Acquisition – 4% Credits
The Tax Credit for acquisition expenditures is based on a present value of 30 percent of the qualified basis of the building over the 10 year period. This applicable percentage, determined monthly by the IRS, is approximately four percent. The amount of Tax Credits is determined by applying the applicable percentage to the qualified basis of the building. The qualified basis of the building is determined after a value attributable to the land has been deducted.
Tax Credits for the acquisition of an existing building are not permitted unless rehabilitation costs equal to the greater of $6,000 per unit or 20% of adjusted basis will be or have been incurred on the building. In general, an acquired building is eligible for Tax Credits if it meets the following requirements:
The Agency provides financing to developers building or rehabilitating rental units designed for lower income occupancy. Competitive financing rates are made possible through the sale of Agency tax exempt and taxable bonds. Mortgages provided through Agency bond proceeds must be secured by a priority lien position. Bond financing may be coupled with PennHOMES funds to help make the development financially feasible.

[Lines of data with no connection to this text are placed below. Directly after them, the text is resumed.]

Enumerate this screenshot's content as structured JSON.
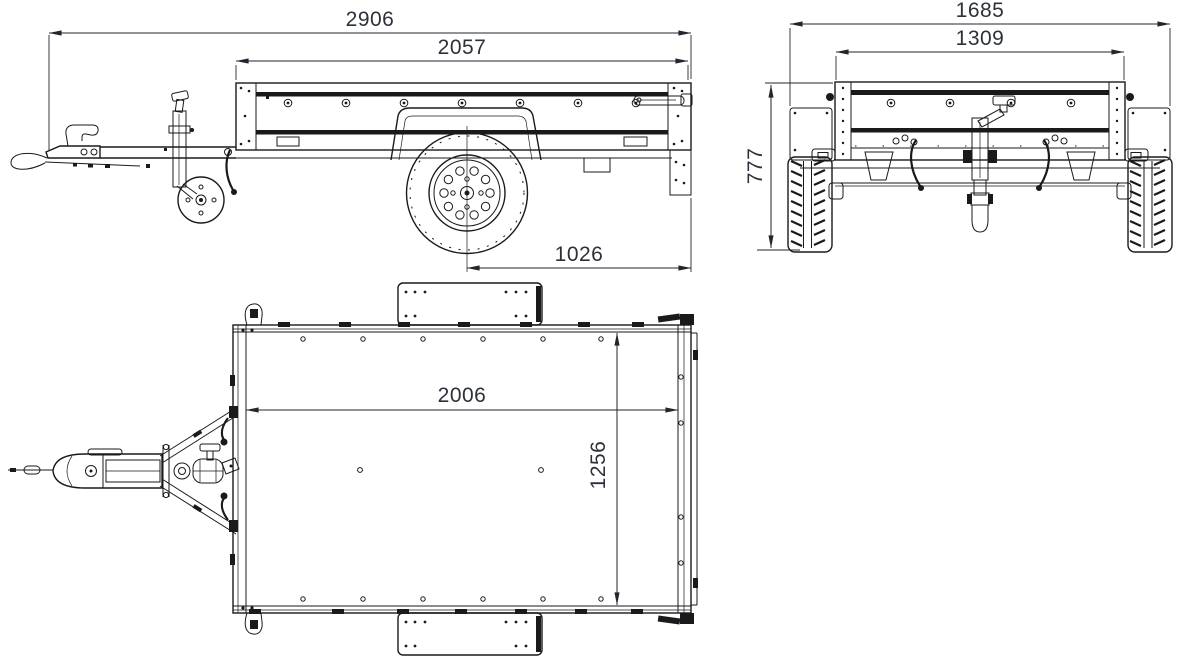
{
  "canvas": {
    "background": "#ffffff",
    "line_color": "#1a1a1c",
    "dim_text_color": "#2d313a"
  },
  "views": {
    "side": {
      "dims": {
        "overall_length": "2906",
        "box_length": "2057",
        "axle_to_rear": "1026"
      }
    },
    "rear": {
      "dims": {
        "overall_width": "1685",
        "inner_width": "1309",
        "height": "777"
      }
    },
    "top": {
      "dims": {
        "bed_length": "2006",
        "bed_width": "1256"
      }
    }
  }
}
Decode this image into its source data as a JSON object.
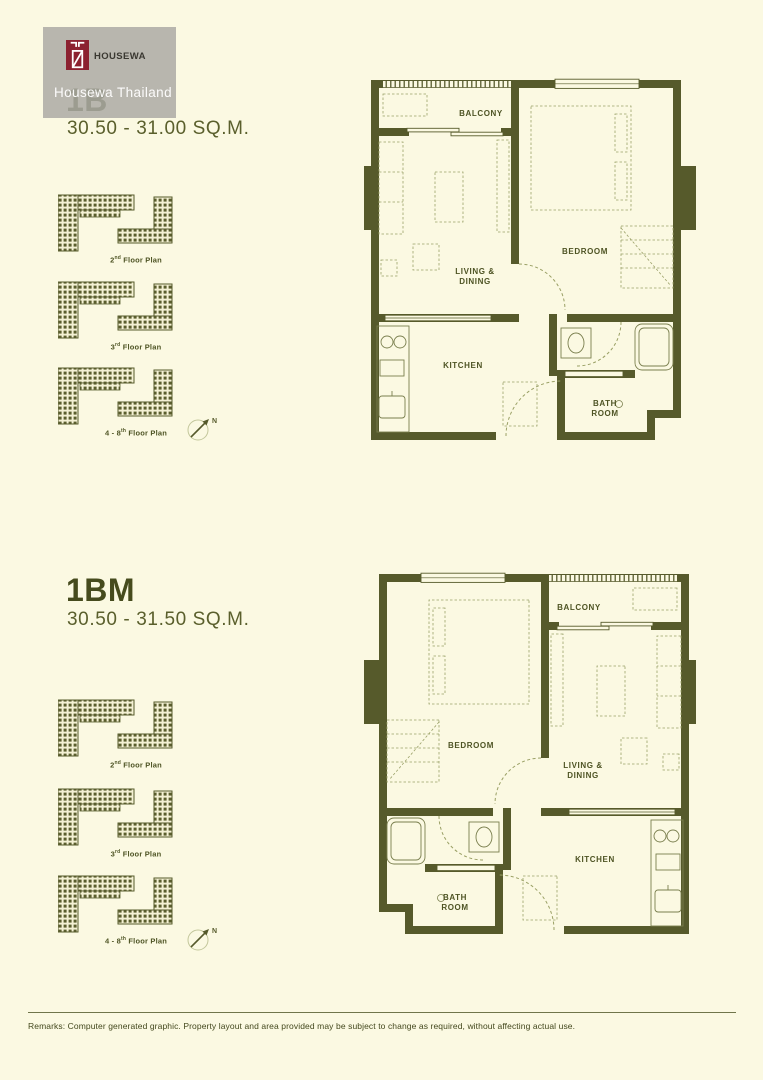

Tax Exempt Bonds with 4% Credits
Each year the Agency publishes a Request for Proposals (“RFP”) to invite, evaluate, and select qualified tax exempt residential rental facilities for annual allocations of state ‘volume cap’ financing. The Agency encourages applications from multifamily developments and will provide volume cap to as many qualified properties as are reasonably feasible. Applications may be accepted up to August of each year but are allocated on a ‘first come, first served’ basis until the annual allocation is expended.
For projects using tax exempt bond proceeds for more than 50% of eligible basis, 4% credits may be awarded on a non-competitive basis. Eligibility for tax exempt bond financing does not ensure qualification or eligibility under the Allocation Plan (“Plan”) for applicants seeking federal Low-Income Housing Tax Credits (“ 4% Tax Credits”) for a portion of the development financing. Applications must meet the requirements of the Plan in order to qualify for the Tax Credits associated with the tax-exempt bond financing.
For projects utilizing bond proceeds for less than 50% of eligible basis, they may compete for 9% rehabilitation credits by submitting a LIHTC application in the normal process.
To qualify for private activity volume cap, residential rental facilities must meet all qualifications of the IRS Tax Code. Such facilities may involve the rehabilitation of existing rental facilities, new construction of facilities, modernization of public housing facilities, and construction of qualified ‘assisted living’ housing. Details for the required applications are detailed in the 2011 Multifamily Housing Application Package and Guidelines (“Guidelines”).